The second experience was at Jess’s funeral. Like so many others, I was full of grief and confusion at having lost such a dear, wonderful friend. Jess and I had been roommates for three years at Georgetown, and we’d remained very close when we both moved to New York after graduation. After 10 years of being friends, it seemed impossible that she was gone. Among the others attending the wake and the funeral, I saw a former roommate of ours from Georgetown. We had not parted on the best of terms. But she was there at Jess’s wake, and when I saw her, all of those hard feelings melted away. I gave her a hug, and we were able to mourn together for the loss of a friend we’d both loved. This made me realize how much Jess had always taught me about loving, forgiving, and bringing people together.
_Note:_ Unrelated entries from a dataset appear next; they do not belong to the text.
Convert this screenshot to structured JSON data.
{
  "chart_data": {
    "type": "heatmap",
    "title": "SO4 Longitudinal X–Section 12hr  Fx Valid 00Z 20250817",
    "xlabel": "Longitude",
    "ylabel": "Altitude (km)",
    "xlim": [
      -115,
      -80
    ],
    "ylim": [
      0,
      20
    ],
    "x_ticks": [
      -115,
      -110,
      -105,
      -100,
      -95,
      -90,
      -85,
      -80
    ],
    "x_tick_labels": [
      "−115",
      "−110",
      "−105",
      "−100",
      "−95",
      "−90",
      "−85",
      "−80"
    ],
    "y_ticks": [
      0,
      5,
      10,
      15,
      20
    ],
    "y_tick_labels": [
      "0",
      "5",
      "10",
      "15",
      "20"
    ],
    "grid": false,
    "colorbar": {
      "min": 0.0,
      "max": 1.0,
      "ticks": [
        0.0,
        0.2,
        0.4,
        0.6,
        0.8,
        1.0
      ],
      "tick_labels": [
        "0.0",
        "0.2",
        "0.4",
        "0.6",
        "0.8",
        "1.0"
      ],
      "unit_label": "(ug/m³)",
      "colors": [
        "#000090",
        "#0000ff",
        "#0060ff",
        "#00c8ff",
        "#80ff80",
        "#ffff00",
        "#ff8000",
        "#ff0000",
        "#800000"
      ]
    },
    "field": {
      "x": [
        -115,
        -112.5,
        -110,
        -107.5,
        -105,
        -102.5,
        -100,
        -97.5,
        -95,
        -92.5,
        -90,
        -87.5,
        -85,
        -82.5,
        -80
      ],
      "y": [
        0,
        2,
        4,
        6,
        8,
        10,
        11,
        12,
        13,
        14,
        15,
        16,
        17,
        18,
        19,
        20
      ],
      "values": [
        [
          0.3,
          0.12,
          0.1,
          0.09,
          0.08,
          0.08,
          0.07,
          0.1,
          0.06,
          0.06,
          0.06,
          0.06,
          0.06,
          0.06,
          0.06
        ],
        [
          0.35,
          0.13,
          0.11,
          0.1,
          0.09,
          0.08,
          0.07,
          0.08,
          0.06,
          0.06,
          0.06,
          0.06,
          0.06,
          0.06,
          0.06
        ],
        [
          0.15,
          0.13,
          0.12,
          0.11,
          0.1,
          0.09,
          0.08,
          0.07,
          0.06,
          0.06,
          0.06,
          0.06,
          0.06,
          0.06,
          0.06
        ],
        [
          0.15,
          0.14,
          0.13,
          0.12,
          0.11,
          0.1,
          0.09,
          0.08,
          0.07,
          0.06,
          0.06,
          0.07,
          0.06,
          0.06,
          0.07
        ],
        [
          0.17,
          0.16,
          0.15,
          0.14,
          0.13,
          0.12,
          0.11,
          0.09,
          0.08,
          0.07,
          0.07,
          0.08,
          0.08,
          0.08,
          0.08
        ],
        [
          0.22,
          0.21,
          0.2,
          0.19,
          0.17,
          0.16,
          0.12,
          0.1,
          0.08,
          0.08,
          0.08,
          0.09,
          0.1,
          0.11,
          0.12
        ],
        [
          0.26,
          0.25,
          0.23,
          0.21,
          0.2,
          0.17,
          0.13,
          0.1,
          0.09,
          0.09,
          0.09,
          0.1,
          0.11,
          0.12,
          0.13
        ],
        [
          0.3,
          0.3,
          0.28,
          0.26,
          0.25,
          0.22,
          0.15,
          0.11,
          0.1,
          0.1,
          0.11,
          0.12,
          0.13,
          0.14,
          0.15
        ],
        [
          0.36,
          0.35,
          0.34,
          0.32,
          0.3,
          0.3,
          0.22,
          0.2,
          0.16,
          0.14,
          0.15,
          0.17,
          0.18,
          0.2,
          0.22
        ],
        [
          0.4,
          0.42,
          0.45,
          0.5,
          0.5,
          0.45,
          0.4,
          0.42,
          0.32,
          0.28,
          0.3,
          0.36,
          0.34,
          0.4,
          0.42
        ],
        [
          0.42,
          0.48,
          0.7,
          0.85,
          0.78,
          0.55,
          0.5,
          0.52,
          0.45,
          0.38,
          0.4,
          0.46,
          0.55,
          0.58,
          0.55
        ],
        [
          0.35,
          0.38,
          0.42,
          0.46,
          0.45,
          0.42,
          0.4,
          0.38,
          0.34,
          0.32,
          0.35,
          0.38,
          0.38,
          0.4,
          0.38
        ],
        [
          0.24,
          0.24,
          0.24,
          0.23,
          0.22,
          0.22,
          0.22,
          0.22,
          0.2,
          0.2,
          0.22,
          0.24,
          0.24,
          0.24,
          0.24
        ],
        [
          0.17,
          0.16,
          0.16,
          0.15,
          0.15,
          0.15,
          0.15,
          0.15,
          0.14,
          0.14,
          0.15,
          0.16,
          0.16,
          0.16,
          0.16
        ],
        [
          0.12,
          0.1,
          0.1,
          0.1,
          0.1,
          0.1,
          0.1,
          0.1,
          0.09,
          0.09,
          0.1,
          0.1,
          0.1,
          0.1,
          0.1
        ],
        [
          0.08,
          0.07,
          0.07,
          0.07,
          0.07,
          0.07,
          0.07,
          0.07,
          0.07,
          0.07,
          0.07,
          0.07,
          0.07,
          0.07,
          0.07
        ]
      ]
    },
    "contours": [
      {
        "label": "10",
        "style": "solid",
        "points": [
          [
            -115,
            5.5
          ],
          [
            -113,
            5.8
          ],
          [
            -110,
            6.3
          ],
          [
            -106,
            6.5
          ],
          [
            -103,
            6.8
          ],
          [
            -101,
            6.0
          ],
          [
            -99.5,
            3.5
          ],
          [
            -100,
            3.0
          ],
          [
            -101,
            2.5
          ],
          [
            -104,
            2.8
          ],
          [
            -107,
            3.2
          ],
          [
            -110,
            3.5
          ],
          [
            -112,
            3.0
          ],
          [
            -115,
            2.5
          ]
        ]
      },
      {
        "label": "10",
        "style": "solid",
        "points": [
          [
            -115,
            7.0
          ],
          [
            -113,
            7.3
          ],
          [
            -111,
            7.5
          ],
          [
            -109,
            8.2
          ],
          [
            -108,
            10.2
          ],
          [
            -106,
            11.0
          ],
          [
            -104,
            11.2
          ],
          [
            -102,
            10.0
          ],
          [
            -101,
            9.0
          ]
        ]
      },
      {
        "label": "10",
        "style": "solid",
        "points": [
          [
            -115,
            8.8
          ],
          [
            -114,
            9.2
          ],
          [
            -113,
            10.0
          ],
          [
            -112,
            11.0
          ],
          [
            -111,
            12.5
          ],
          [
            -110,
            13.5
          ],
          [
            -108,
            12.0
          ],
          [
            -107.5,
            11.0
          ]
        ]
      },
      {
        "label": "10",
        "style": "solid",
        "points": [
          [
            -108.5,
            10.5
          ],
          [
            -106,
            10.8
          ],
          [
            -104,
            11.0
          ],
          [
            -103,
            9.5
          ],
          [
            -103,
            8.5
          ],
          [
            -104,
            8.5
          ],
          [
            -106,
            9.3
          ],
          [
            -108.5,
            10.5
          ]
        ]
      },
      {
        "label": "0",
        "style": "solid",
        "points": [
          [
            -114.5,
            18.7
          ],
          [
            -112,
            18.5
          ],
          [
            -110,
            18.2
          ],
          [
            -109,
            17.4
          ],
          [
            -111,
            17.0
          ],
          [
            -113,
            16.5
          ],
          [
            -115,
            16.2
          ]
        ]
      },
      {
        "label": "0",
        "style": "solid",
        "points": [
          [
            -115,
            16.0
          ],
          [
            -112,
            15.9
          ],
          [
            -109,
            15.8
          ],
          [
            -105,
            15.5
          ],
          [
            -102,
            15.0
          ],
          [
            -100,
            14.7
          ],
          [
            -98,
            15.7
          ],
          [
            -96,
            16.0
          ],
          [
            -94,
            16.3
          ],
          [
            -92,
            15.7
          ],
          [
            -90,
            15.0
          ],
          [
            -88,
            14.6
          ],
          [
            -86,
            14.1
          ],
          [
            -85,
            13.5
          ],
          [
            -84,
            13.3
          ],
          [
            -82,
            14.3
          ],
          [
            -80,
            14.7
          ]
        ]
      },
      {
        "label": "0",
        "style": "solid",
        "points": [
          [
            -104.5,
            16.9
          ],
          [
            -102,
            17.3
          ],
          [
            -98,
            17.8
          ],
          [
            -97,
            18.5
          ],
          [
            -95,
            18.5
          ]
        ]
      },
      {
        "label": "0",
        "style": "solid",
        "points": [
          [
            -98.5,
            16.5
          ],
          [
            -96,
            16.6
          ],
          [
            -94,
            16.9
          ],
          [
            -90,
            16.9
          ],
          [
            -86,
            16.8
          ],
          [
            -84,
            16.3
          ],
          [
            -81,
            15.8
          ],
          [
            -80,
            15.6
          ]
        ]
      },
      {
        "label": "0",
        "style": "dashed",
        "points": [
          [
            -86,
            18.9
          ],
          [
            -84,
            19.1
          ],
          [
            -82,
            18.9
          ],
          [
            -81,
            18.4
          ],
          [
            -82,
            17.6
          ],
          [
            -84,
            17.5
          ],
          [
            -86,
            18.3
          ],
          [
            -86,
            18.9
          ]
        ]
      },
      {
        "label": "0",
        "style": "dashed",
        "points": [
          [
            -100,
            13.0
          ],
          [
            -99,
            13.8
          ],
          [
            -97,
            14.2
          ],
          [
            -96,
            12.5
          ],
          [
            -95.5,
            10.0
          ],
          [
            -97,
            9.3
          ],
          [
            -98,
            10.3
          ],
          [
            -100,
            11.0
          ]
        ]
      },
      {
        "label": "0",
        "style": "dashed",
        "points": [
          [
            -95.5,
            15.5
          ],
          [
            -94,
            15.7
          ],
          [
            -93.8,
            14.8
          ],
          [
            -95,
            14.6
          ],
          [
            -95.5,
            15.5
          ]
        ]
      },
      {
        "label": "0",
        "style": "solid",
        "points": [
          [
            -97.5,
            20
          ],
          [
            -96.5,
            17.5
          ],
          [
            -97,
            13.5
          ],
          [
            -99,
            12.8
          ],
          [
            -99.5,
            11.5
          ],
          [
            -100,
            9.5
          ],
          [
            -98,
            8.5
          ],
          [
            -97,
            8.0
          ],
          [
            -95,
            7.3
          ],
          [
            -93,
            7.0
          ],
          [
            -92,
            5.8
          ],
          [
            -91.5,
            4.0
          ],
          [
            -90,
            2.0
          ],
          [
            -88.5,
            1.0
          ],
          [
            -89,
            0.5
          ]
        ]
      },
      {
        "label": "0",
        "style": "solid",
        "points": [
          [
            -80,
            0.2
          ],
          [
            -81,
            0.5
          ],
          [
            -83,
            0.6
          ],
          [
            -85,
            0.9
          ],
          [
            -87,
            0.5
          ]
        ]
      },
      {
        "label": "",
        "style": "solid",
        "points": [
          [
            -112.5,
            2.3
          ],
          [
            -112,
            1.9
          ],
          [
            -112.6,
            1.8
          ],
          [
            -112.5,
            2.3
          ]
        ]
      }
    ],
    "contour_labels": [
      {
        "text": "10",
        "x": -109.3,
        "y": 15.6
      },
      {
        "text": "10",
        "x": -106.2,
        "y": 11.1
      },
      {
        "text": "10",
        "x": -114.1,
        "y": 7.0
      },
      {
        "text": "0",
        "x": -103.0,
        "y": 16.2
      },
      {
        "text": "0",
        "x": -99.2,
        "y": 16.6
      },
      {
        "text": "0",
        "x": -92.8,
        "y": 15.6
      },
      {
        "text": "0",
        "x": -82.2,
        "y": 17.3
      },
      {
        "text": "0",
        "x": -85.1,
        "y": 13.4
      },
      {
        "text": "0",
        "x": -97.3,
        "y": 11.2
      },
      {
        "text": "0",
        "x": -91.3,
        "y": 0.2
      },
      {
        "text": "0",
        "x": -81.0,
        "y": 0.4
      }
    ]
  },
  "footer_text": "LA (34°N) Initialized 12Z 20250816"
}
She was a connector. Whether it was connecting me with her group of friends in New York or bringing two estranged roommates together again after several years, Jess had a talent for making personal connections. In fact, she may have been so good at loving and giving that she never learned enough how to receive and replenish herself when she was feeling empty.

I miss you, Fash!

There are so many things that I miss about Fash. I’ll miss her hugs and smile, so full of warmth and love and support, even when she didn’t have words. I’ll miss how she was always there for me—even leaving work to bring me soup if I was feeling sick. I’ll miss her reminders that I should keep my receipts and her recommendations of Spanish authors to read. I’ll miss her commitment to social enterprise, and I’ll never forget how either she or her family members would attend every Harboring Hearts event that I put on. I’ll miss how she always had a funny story to tell. I’ll miss the on-going list of activities that we planned to do together, whether it was something small like getting corn muffins together in the Hampton’s or sitting by my fireplace and playing Apples to Apples, or something big like traveling to Greece. I’ll miss how much she wanted everyone to be happy.

Jessica, I love you and I miss you so much, and I’ll never stop learning from your example.